CVR. For a quick background, each Celgene share converted into 1 BMY share, $50 in cash, and 1 Contingent Value Right (CVR) that trades under the security BMYRT on the NYSE. The CVR will pay out $9 if the company is able to receive approval of ozanimod by 12/31/20, liso-cel by 12/31/20, and ide-cel by 3/31/21. Note that BMY must receive approval for all three by the timelines in order to receive the $9 payment. As I've highlighted above, all three drugs are generally thought to be likely to receive approval by the street for the reasons I've highlighted above. As a result, a key factor is receiving approval by the timelines noted, as the deadlines look to be tight. The tightest deadline may be liso-cel, which needs to either be submitted 1) before year end (which management is targeting), or 2) receive priority review, to comfortably meet the 12/31/20 deadline. If the drug is submitted after Jan 1, 2020, and receives standard review (on the rationale that there are now two other CAR-T therapies on the market), the drug may not meet the deadline, even with approval. Submission dates for ide-cel should also be monitored, although it appears less likely to miss the 3/31/21 deadline. Taking approval likelihood as well as timelines into account, it would seem that the street currently expects a less-than 50% chance of hitting all milestones for the $9 payout, even though each individual event (i.e. receiving approval and meeting the deadline for liso-cel) all appear likely.
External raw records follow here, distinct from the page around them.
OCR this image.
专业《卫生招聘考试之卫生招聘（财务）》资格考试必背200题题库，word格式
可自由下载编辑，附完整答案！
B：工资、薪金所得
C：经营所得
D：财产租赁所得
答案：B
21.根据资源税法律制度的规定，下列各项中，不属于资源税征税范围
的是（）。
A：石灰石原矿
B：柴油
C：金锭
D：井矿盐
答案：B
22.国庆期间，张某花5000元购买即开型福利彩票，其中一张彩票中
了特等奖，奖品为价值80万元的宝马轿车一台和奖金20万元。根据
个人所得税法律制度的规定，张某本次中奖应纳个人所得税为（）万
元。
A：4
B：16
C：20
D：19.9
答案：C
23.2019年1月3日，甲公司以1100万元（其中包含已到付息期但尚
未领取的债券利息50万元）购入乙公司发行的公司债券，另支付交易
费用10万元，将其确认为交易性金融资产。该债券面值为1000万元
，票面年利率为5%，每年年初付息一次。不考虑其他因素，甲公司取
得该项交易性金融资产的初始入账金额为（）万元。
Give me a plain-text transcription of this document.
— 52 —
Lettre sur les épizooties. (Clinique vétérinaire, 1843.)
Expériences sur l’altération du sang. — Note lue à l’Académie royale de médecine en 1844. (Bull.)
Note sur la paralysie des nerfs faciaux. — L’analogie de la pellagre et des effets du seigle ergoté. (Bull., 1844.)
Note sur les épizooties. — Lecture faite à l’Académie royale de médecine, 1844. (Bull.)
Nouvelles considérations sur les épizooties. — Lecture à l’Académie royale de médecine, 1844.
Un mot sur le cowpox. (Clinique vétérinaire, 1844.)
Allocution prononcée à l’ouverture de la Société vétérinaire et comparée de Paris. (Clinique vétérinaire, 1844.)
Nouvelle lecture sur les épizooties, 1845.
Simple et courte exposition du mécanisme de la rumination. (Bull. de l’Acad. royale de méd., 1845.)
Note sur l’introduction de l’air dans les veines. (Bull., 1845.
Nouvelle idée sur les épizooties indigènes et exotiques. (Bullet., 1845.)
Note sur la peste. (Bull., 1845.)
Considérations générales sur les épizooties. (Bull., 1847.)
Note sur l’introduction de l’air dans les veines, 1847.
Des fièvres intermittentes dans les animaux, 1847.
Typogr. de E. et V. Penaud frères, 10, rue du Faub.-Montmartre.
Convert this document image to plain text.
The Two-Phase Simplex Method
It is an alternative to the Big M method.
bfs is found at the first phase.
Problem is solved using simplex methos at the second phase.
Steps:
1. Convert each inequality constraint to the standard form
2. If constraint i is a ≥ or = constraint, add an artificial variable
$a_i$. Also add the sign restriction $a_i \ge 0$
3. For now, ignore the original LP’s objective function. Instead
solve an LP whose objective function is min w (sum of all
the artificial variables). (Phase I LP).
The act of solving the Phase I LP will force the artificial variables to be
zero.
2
Bevy of Catalysts Coming in Six Months
With numerous trials for Opdivo expected to read out in the coming months, along with key pipeline updates, Bristol-Myers Squibb should see stock volatility as the future growth trajectory becomes more visible over the next few months. Additionally, the recent acquisition of Celgene adds additional margin leverage to the story, as the company has announced and already begun integration plans (with $2.5 billion in announced cost synergies). As a result, if the readouts are successful, BMY’s future could look significantly better six months from now if the readouts play out as management hopes.